COLUMBUS, Ohio — Teams from Army and Air Force qualified for this weekend’s NCAA Rifle Championships hosted by Ohio State.

Well, yeah, you say. Shouldn’t they?

Coaches and participants from both institutions say to leave those assumptions at the range entrance. 

“It doesn’t mean because you came to West Point that you’re a good shooter,” Army head coach Ron Wigger said, adding there’s a clear delineation between the sport he oversees and basic training requirements.

“If somebody’s just asking us about the sport, there’s usually quite a bit of misconception,” Air Force head coach Launi Meili said. “They think because somebody’s going in the military that they’re a nationally gifted, good shooter and they’ll find out pretty quickly it takes steady nerves. You have to be calm under pressure and that’s something you actually have to train for.”

As team and individual smallbore rifle competition opened Friday at OSU’s Lt. Hugh W. Wylie Range in Converse Hall, both Air Force and Army squads felt in the title mix.

This is Army’s 10th consecutive NCAA title bid while Air Force is back for the first time since 2003. Army entered the 2013 national championships ranked sixth among the top-eight teams that qualified, with Air Force ranked eighth. And, following Friday’s smallbore competition, both teams were in the mix, with Air Force fifth in the team standings and Army sixth heading to Saturday’s air rifle competition.

“I’ve got a very young team that’s very good and that’s because they came to me good,” Meili said, “and that’s the first time I’ve had that.”

And, no, it’s not basic training.

Friday’s smallbore competition, shot from a distance of 50 feet with a .22-caliber rifle weighing no more than 17.6 pounds, is a seminar in concentration. Athletes take 20 shots each from a prone position, a standing position and kneeling position, respectively. They have two hours to complete their session, with the option of as many “sighter” or practice shots as they need — also from each position — before their competition shots.

Saturday’s air rifle competition, shot from a standing position at a distance of 40 feet, will feature an air or gas-compressed gun that can’t weigh more than 12.12 pounds and uses .177 caliber led pellets.

“You won’t hear the word ‘weapon’ in this competition,” Wigger said. “It’s ‘rifles’ or ‘.22’ or ‘air rifles.’”

In military parlance, a “weapon” is used against something that fights back, he says, adding that NCAA rifle team members “shoot at objects that don’t fight back.” 

“There’s a huge difference in the level of accuracy that we need,” Army’s Joe Todaro said.

He described Army’s basic-training qualifications as standing and shooting at human torso pop-up targets at progressively longer distances. Cadets also qualify with machine guns. This is done during basic training and again, during a more intensive six-week stint at the beginning of students’ second years.

Then there is NCAA competition. Fundamentals remain the same, per Todaro, but competitive shooters on the NCAA level hone in on a natural point of aim, or NPA.

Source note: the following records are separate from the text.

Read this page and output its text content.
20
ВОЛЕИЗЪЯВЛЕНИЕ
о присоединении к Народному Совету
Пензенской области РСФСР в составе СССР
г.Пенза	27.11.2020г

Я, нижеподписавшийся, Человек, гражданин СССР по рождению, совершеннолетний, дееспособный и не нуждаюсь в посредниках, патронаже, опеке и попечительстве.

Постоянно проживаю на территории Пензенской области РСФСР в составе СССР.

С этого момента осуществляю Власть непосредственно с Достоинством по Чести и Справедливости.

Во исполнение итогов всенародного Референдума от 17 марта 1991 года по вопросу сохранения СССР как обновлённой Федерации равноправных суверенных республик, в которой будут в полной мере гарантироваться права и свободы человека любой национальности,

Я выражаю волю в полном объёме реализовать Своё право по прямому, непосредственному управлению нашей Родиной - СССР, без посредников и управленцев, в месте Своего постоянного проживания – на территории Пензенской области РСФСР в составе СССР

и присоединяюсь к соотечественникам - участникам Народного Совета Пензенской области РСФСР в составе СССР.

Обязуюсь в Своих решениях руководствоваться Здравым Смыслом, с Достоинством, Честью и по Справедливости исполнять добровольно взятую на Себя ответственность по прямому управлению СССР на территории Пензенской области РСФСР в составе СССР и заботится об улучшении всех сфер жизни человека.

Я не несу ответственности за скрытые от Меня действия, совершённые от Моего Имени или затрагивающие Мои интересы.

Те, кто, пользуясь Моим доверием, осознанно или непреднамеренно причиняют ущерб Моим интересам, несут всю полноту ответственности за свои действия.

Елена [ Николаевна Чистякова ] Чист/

That’s imagining where a shot is going to the extent of  “even if you close your eyes and open them up, you open them up and you’re right on it,” Todaro said. “That’s huge in our sport.”

Sights — the piece of equipment used to focus on a target — are more detailed in competitive shooting. A propensity for concentrating for long periods of time (two hours for a smallbore session) is crucial. Forget walking on, too.

“It takes years of practice and most of the kids start shooting when they’re around 13 years of age,” Air Force assistant coach Mike Anti said.

I don’t think there is a more challenging place in the country to compete on a national team and that makes my job so inspiring, because everything cadets do every day is a challenge.
-- Ron Wigger

Air Force’s Tyler Rico, a freshman from Tucson, Ariz., says he sometimes gets the, you-do-it glances when his squadron is out on exercises that require shooting.

“Before I started shooting in fifth grade, a fighter pilot came to talk to our class and I said, I want to be a fighter pilot,” Rico said. “Then I started shooting, and it’s pretty cool that I can do this in college.”

Mastering the mental demands of competitive shooting is as much a part of the sport as equipment and an instinctive aptitude for it. And, that’s true whether an NCAA rifle team member shoots for a service academy or a public institution.

“They come in very disciplined,” Meili said of her Air Force team. “They’re good at managing their time, usually, and when they come in to practice they get their job done.”

“I don’t think there is a more challenging place in the country to compete on a national team and that makes my job so inspiring, because everything cadets do every day is a challenge,” Wigger said.

Although combat shooting and competitive shooting are distinctly different, the discipline, confidence and ability to focus under pressure applies in both arenas.

Meili says the specificity of competitive shooting should be a big aid to anyone embarking on a military career.

“You have to be very good at [handling pressure] and I would think that translates into everything you have to do in the military,” Meili said. “I think our sport actually teaches that because we’re trying to hit a teeny, tiny period on a piece of paper at 50 feet.”